I just want to tell everyone this to get it off my chest. Well it was a nice shiny day in the park sitting there in the grass, so i pulled out a nice pipe and smoked some salvia. At first i was seeing aliens from other planets with 2 foot penises in the sky. I saw the children playing in the playground and started to feel scared becouse one of the small children had a huge hairy testicle for a head. I had a deep conversation with the testy and told it secrets that i have never told even my self. Then, when i thought it was whereing off, i went to the local dunkin donuts with some random mexican that i found hoping across the highway barrier. His name was Pedro Hernandez. He was whereing a sumbrerro .While i was talking to him about the human anatomy, i started geting flaccid, or atleast i thought i was. My mexican pet seemed stimulated by my Flaccid and limp dong. the my bloodfilled shaft was flopping around my pants like a wounded animal. Then i woke up. i was at dunkin donuts, not flaccid, No pedro, like nothing ever happened. But then when i got up to leave, there it was, laying there in the sunlight. The mexican sumbrerro. He must have been real. Will i ever see pedro again? if i do i want to have hot, steamy, passionate sex with him. Has enyone else had an experiance like this?

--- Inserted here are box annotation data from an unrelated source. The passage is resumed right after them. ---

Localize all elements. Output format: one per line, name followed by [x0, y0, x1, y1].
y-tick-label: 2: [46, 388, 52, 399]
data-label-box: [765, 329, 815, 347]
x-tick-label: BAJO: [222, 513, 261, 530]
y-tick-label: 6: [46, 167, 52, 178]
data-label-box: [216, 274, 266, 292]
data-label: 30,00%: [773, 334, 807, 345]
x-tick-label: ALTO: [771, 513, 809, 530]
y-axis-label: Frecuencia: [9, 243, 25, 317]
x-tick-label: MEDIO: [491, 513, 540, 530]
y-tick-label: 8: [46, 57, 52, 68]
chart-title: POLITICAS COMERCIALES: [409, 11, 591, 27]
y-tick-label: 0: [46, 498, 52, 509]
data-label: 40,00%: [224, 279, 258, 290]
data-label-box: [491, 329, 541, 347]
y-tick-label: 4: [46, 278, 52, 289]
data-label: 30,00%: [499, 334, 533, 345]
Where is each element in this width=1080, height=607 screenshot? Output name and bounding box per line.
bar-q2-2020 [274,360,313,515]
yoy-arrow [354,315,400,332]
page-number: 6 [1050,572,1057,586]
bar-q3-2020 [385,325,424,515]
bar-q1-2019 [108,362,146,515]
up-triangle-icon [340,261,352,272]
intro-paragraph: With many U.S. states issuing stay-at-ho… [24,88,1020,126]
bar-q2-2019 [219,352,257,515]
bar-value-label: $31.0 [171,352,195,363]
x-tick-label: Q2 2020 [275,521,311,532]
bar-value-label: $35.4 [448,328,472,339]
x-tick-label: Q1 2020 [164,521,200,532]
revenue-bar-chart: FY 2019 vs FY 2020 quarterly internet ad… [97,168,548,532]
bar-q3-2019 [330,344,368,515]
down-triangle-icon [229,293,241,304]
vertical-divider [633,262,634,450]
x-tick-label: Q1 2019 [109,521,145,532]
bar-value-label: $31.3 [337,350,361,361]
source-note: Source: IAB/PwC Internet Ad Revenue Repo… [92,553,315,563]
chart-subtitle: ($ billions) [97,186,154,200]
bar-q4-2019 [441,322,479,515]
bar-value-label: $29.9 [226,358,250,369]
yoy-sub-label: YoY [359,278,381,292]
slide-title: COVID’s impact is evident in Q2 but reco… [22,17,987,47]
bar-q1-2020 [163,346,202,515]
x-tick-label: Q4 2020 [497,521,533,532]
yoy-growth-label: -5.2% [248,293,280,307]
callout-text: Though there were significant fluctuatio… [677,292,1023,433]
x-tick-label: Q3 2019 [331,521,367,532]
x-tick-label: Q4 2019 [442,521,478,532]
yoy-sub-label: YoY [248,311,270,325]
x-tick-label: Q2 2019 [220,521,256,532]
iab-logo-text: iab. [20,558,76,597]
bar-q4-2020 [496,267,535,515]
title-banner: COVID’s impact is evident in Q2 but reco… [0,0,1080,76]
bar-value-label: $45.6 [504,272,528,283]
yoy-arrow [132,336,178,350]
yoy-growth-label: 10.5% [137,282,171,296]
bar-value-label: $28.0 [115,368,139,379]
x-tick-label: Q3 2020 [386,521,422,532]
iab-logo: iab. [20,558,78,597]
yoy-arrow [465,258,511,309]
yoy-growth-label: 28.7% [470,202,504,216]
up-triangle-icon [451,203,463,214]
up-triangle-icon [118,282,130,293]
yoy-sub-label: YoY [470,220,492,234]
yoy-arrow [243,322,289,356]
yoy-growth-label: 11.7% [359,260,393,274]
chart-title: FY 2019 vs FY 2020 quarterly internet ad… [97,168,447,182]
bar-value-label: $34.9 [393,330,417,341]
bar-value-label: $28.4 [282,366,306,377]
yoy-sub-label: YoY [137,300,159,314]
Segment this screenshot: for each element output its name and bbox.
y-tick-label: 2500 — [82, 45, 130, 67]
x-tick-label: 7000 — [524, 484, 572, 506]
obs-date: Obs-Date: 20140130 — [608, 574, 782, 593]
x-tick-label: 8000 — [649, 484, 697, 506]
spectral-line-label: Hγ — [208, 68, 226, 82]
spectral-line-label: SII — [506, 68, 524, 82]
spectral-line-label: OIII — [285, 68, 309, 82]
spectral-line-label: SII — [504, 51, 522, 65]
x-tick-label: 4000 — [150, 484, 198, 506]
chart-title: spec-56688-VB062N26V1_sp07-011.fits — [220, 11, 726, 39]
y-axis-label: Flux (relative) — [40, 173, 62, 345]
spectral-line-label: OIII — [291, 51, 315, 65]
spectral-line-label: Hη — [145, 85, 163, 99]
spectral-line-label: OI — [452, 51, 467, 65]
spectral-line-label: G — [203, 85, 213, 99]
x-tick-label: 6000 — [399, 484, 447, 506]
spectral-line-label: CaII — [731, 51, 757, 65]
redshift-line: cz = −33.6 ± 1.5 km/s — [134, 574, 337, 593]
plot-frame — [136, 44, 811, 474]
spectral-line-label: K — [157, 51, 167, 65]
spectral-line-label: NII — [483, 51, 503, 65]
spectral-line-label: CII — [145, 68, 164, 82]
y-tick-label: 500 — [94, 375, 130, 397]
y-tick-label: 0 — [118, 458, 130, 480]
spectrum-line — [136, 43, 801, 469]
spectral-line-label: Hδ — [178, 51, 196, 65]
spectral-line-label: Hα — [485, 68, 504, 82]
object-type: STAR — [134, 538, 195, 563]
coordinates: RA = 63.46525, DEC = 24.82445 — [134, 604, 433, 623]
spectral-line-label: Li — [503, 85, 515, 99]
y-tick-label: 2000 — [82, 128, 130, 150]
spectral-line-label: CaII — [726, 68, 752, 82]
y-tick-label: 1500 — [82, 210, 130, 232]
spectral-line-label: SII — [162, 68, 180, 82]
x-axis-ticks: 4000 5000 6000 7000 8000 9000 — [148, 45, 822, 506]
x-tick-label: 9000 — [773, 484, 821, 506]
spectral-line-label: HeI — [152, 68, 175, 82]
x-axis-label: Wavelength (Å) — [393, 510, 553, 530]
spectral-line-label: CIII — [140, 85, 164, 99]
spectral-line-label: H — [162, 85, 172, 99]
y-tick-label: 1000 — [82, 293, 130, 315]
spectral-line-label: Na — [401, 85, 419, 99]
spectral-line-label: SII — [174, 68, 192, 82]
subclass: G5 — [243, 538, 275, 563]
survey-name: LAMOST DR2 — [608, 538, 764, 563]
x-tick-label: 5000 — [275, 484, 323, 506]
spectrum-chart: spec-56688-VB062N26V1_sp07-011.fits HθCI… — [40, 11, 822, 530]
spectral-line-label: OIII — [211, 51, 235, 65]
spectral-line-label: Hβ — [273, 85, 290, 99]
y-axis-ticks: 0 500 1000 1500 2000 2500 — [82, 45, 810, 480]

No actualy flaccid means when your penis is long and bloodfilled but not standing up. Its kind of floppy.
It might have been funny, if it wasn't so blatantly obvious that you were just screwing around, hehe. :H
No fucking way! I met Pedro a couple of years ago at work. I caught him trying to steel jalapeno peppers and taco-bell brand taco shells. He bribed me not to inform my manager with a copious sack of Marijuana. I let him go, of course, and thoroughly enjoyed the free nuggets.